Budapest to Prague: The Boheme Run
pPart I: Michael Mraz's Bohemian Rhapsody
Parked in three rows on the front lawn of Rosenburg castle in northern Austria are 50 cars whose combined value might well rival the GDP of a small country. A country like Britain. It's mid morning and we've stopped to refuel on local white wine and damn powerful coffee--the Sbarros at the Sloatsburg rest area off the New York Thruway this is not. The cavalry stormed the castle in quick order, thanks to the likes of a 1914 Opel Sport; the 1955 Bentley R-Type Continental (pictured); 14 Ferraris, including 2 GTOs worth about $15 million each; a 1961 Tatra 603; and a rare 1956 Mercedes-Benz "Gullwing" 300 SL.

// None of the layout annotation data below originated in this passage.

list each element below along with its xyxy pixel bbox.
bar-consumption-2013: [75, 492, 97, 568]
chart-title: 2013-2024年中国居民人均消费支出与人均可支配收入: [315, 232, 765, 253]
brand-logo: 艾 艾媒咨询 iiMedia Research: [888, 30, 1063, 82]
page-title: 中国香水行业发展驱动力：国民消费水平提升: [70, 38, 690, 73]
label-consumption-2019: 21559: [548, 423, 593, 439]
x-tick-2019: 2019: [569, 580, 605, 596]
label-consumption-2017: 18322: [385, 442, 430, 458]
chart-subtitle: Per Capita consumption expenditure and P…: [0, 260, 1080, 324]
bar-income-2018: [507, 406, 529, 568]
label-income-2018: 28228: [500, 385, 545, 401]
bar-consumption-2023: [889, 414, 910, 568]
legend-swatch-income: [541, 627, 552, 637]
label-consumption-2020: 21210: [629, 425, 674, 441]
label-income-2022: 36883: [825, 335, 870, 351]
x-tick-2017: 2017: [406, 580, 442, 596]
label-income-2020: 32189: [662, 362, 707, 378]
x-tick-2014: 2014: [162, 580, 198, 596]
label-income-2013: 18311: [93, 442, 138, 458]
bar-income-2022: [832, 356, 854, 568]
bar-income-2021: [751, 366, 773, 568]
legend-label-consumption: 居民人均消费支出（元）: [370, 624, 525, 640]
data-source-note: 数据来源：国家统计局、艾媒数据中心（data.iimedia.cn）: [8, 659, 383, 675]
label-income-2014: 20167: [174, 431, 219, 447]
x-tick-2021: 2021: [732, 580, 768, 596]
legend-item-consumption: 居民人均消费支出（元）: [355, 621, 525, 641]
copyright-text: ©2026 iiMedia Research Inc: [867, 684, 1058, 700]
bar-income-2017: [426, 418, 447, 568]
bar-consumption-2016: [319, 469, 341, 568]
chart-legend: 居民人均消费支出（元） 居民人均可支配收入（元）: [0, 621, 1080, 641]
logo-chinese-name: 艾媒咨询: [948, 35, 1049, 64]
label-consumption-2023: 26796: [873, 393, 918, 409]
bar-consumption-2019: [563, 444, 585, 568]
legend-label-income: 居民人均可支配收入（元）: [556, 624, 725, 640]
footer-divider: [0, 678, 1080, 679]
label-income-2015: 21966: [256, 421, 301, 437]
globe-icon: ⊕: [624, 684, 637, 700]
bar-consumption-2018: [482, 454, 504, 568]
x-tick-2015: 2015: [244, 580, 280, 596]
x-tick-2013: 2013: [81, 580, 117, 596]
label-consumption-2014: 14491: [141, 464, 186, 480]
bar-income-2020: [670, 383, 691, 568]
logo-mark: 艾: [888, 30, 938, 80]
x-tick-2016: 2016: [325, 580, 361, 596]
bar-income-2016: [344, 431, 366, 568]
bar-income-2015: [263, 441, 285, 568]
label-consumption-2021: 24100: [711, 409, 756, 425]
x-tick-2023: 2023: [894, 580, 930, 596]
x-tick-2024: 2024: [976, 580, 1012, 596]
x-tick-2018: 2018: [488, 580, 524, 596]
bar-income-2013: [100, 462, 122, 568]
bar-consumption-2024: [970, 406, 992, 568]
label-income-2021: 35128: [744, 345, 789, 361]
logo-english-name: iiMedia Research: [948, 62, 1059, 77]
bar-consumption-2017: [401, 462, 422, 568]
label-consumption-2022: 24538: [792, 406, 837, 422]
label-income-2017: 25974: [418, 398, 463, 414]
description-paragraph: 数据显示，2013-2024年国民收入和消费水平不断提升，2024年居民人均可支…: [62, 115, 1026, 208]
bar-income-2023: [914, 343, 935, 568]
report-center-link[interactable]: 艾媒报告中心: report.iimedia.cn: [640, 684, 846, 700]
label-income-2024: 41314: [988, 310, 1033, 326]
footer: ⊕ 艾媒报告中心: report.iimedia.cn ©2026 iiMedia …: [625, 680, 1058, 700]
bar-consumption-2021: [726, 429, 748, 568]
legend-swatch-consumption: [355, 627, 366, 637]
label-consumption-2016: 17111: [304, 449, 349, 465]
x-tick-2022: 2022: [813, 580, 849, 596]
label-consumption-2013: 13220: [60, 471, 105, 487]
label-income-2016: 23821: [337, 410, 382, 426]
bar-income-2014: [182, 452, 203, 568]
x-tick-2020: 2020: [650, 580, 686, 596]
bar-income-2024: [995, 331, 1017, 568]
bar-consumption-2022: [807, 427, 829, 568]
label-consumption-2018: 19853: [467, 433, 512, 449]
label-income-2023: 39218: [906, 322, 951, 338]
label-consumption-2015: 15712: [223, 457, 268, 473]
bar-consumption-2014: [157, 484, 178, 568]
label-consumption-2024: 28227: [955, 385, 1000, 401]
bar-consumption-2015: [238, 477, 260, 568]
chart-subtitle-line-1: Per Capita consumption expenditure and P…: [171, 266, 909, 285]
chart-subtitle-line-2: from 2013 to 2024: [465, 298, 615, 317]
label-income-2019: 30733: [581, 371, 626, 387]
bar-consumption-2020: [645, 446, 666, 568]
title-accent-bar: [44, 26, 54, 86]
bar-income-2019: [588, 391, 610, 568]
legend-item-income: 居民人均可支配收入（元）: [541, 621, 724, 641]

We've just finished the first part of the third and final stage of the Louis Vuitton Classic Boheme Run, a rally race across the new Eastern Europe: Budapest to Vienna to Prague. (See a slideshow of photographs from the Run right here.) I've made it this far thanks to Olga, the Hungarian driver of the Press Car. Even though we weren't official race entrants, Olga, who pounded a Red Bull every few minutes, navigated the many switchbacks and S-turns alongside the Danube by speeding down the middle of the highway, honking at anyone brazen enough to be traveling in the other direction.
I thought I'd succeeded in securing a ride in a Le Mans-winning Jaguar. Last night, in a horse-drawn carriage on the way to the full-dress ball thrown by Louis Vuitton at Hofburg Palace, I met Adrian Hamilton (left), a formidably built Brit dressed in tails. He mentioned he was racing the voluptuous Jaguar C-Type. It was the same car that his father, Duncan Hamilton, won the 24 Hours of Le Mans endurance race in 1953 with. When I asked if he wouldn't mind if I tagged along for the first leg of the rally, he said, "Oh, sure, sure." (The most notable feature about a classic Jag is the sound of its engine, and Hamilton's 6-cylinder, 3.4-litre version could hit 150 mph.)
But early this morning, as we were preparing to leave Vienna in a stately procession from the palace, I wasn't exactly surprised when I saw a very attractive woman sitting in the passenger seat of Hamilton's Jag. Last night at the ball, after a good deal of champagne and red wine and one too many Viennese waltzes, Hamilton said that he had recently gone through a nasty divorce. Between his car and his latest project, a website called wifesgone.com, he'd been keeping very busy. "The name says it all," he said.